Actually, the authors don’t have much evidence of anything but a weak effect that might well have been achieved with befriending or supportive counseling delivered by persons with less training. We should be careful of accepting claims of any clinically significant effects on delusions. At best, the authors have evidence that distress associated with delusions was reduced and that in any coordination in scores between the two measurs may simply reflect confounding of the two outcome measures.
It is a waste of scarce research funds, an unethical waste of patients willingness to contribute to science to compare this low intensity psychotherapy to ill-described, unquantified treatment as usual. Another low intensity treatment like befriending or supportive counseling might provide sufficient elements of attention, support, and raised expectations to achieve comparable results.
Acknowledging the Supporting Cast
In evaluating reports of clinical trials, it is often informative to look to footnotes and acknowledgments, as well as the main text. This article acknowledges Anthony Morrison as a member of the Trial Steering Committee and Douglas Turkington as a member of the Data Monitoring and Ethics Committee. Readers of Mind the Brain might recognize Morrison as first author of a Lancet trial that I critiqued for exaggerated claims and Turkington as the first author of a trial that became an internet sensation when post-publication reviewers pointed out fundamental problems in the reporting of data. Turkington and an editor of the journal in which the report of the trial was published counterattacked.

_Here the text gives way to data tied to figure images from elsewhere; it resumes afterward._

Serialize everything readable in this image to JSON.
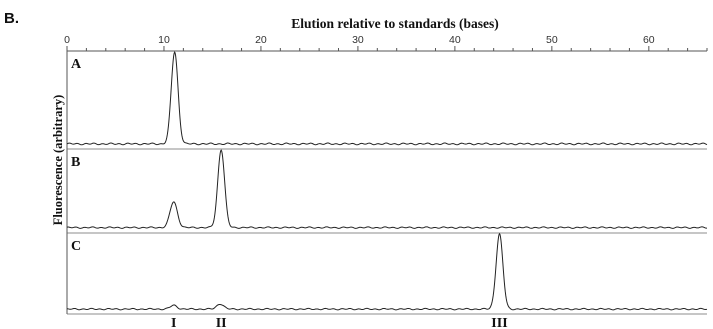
{
  "figure_label": "B.",
  "chart_data": {
    "type": "line",
    "title": "Elution relative to standards (bases)",
    "xlabel": "",
    "ylabel": "Fluorescence (arbitrary)",
    "xlim": [
      0,
      66
    ],
    "xticks": [
      0,
      10,
      20,
      30,
      40,
      50,
      60
    ],
    "grid": false,
    "panels": [
      {
        "label": "A",
        "peaks": [
          {
            "x": 11.1,
            "height": 1.0,
            "width": 0.35
          }
        ],
        "baseline": 0.02
      },
      {
        "label": "B",
        "peaks": [
          {
            "x": 11.0,
            "height": 0.33,
            "width": 0.38
          },
          {
            "x": 15.9,
            "height": 1.0,
            "width": 0.35
          }
        ],
        "baseline": 0.03
      },
      {
        "label": "C",
        "peaks": [
          {
            "x": 11.0,
            "height": 0.05,
            "width": 0.35
          },
          {
            "x": 15.8,
            "height": 0.07,
            "width": 0.35
          },
          {
            "x": 44.6,
            "height": 1.0,
            "width": 0.35
          }
        ],
        "baseline": 0.02
      }
    ],
    "peak_markers": [
      {
        "label": "I",
        "x": 11.0
      },
      {
        "label": "II",
        "x": 15.9
      },
      {
        "label": "III",
        "x": 44.6
      }
    ]
  }
}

All three of these trials involve exaggerated claims based on a comparison between CBT and an ill-defined routine care. Like the present one, Morrison’s trial failed to report data concerning collected receipt of services. And in an interview with Lancet, Morrison admitted to avoiding a comparison between CBT and anything but routine care out of concern that differences might not be found with any treatment providing a supportive relationship, even basic supportive counseling.
This project (09/160/06) was awarded by the Efficacy and Mechanism Evaluation (EME) Programme, and is funded by the UK Medical Research Council (MRC) and managed by the UK NHS National Institute for Health Research (NIHR) on behalf of the MRC-NIHR partnership.
Really, UK MRC, you are squandering scarce funds on methodologically poor, often small trials for which investigators make extravagant claims and that don’t include a comparison group allowing control for nonspecific effects. You really ought to insist on better attention to the existing literature in justifying another trial and adequate controls for amount of contact time, attention and support.
Don’t you see the strong influence of investigator allegiance dictating reporting of results consistent with the advancement of the investigators’ product?
I don’t understand why you allowed the investigator group to justify the study with such idiosyncratic, highly selective review of the literature driven by substituting a colloquial term “worry” for more commonly used search terms.
Do you have independent review of grants by persons who are more accepting of the usual conventions of conducting and reporting trials? Or are you faced with the problems of a small group of reviewers giving out money to like-minded friends and family? Note that the German Federal Ministry of Education and Research (BMBF) has effectively dealt with inbred old boy networks by excluding Germans from the panels of experts reviewing German grants. Might you consider the same strategy in getting more seriously about funding projects with some potential for improving patient care? Get with it, insist on rigor and reproducibility in what you fund.
*We should make too much of Oxford lending its branding to this workshop. Look at the workshops to which Harvard Medical School lends its labels.